Gomez recalled that the U.S. was in its own bubble, staying at a lodge between Johannesburg and Pretoria.
“Back then, social media was just kicking off. It was 2010, so Twitter was barely around,” he said. “You had the lodge and you can do the activities there; to the bus, to the training, to the stadium and back. So it didn’t feel grand-esque. There were a few moments where it felt so big. And now that I’m on this side of the coin working for media and I’ve gotten to cover a World Cup, you realize how massive of an event it is. And I feel like as a player a lot, it gets lost because you don’t see it.”
It ended up being a successful tournament for the U.S. The epic win against Algeria still gets the goosebumps going. Not even the round of 16 loss to Ghana could erase that.
“I think every player is pretty much, ‘Just get me on the field. I played a World Cup.’ That’s it,” he said. “So you want to get on the field and once it’s over, you’re trying to take it game by game. But once there’s no games left, it’s like a strange, empty feeling at first. ‘What now?’ And then it’s a sense of pride. You’re bummed, but you’re excited and emotional about what you just experienced.”
Sometimes the path to a World Cup is meandering. Jones was a youth international for Germany, the country of his birth, and even appeared in three friendlies for Die Nationalmannschaft. But when it became clear he wasn’t in the plans of Germany manager Joachim Low, Jones opted for the U.S., for whom he was eligible through his father. There was hope that he would be part of the 2010 effort, but a shin injury ruled him out.
“I was like, ‘OK, now you’re getting older. Let’s see if you can make one,” he said.
Jones did, but it almost didn’t happen. He was diagnosed with a double hernia early in 2014, but decided to soldier on.
“It’s really painful. You play on the medicine, so you to cannot really train and you try to keep it calm,” he said. “I played in 2014 because I don’t miss that [World Cup], I knew that would be my last chance. And so I just went and enjoyed the whole tournament and I think you were able to see it because yeah, I just did everything I had to do.”

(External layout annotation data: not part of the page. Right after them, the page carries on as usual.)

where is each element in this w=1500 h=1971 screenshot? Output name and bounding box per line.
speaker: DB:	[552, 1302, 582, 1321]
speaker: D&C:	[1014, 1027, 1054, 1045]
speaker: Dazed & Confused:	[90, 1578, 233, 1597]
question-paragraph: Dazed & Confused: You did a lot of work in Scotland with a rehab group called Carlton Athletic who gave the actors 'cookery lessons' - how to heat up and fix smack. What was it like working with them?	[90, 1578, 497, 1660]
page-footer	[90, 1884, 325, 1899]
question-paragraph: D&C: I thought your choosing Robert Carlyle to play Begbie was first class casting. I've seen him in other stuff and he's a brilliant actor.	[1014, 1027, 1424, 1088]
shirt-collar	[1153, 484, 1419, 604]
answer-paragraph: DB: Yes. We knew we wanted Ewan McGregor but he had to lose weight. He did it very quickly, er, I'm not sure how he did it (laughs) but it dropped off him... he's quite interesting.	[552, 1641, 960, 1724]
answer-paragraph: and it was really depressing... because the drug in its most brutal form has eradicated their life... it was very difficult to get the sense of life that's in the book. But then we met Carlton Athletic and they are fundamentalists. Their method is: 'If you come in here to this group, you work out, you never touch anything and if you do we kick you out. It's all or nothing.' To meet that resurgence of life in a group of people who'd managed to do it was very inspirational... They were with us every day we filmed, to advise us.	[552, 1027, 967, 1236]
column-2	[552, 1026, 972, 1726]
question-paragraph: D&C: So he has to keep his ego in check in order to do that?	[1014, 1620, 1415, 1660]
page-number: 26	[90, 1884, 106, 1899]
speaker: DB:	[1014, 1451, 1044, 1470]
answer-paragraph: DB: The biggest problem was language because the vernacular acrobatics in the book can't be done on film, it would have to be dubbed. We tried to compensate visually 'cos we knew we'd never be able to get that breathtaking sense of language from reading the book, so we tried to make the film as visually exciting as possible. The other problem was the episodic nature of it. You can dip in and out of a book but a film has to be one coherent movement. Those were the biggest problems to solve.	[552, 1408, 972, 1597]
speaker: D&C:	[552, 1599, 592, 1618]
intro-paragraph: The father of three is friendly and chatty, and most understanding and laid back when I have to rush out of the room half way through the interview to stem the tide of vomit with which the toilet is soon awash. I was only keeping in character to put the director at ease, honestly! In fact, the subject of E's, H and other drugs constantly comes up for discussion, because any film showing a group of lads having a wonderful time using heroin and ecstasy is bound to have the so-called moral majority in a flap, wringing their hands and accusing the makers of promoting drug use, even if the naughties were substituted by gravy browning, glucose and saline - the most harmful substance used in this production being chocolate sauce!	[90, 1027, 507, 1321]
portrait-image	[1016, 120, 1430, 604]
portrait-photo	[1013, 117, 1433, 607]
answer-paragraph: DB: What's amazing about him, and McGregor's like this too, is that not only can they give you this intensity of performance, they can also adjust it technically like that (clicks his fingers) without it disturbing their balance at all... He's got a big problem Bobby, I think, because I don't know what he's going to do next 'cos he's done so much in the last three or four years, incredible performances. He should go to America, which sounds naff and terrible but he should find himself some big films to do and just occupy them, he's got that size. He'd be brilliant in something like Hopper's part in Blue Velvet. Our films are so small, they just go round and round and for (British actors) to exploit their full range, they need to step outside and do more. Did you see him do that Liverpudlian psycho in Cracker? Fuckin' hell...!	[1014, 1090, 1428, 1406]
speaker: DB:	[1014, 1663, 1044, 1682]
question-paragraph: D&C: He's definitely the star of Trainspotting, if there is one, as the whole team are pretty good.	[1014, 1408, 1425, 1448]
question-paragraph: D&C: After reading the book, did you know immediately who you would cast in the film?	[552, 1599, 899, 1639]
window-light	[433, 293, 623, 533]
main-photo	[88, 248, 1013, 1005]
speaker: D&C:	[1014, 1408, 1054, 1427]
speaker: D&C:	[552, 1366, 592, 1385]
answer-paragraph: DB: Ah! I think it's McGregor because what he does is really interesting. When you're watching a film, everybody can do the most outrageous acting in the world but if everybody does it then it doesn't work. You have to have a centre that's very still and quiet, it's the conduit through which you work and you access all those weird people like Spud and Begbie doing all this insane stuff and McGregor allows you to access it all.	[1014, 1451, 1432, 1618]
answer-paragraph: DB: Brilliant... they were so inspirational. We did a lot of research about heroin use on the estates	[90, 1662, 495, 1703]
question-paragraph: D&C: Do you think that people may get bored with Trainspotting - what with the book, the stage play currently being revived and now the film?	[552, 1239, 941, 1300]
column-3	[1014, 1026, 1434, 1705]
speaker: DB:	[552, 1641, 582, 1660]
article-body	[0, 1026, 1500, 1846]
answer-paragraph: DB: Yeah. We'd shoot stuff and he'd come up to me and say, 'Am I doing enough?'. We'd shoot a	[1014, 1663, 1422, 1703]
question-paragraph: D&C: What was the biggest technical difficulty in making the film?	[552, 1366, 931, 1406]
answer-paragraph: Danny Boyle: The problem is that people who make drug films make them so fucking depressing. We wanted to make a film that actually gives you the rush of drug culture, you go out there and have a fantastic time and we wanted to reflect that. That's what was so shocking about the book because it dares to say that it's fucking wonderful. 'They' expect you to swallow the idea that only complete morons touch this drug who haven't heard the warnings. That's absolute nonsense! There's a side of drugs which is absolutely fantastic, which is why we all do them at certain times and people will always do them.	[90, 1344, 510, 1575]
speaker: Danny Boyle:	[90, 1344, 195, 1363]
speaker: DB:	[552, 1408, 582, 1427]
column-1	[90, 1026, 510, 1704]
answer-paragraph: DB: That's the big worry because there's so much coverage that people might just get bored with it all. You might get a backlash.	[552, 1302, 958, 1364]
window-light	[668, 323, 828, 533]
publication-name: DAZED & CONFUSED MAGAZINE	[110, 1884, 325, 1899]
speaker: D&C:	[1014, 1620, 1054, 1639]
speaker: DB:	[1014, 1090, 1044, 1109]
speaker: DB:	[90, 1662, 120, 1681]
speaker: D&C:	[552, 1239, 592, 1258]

Indeed. One would have never guessed his pain given the goal Jones scored in a 2-2 draw with Portugal, a sumptuous strike from 26 yards that gave the U.S. a massive jolt of adrenalin and reminded fans just how much he cared about playing for the U.S.
“When you look back as a kid, you treat it like, ‘Oh, one day I want to play in this stadium. One day I want to play for my country. One day I want to play in the World Cup,” he said. “It’s kids’ dreams, you know? And then, you’re at the point where you’re there, and you stand there in the stadium and then you score goals. It’s where it’s changing completely people’s lives, where people are saying, ‘Hey, you made my day on that. I know where I was exactly.’ Everybody has a different story about it.”
Jones was in New York on the day that the 2022 U.S. roster was announced. His advice was simple.
“I told all the guys, ‘Congrats, and now it’s time to enjoy it,'” he said. “Don’t see it like, ‘Oh, I have to do this or I have to do that.’ Just be yourself and it can be a lifetime experience. Some people, they just have the chance to go to one. Many are lucky and can go to two or more. But the moment you’re there, soak it in, because you never know.”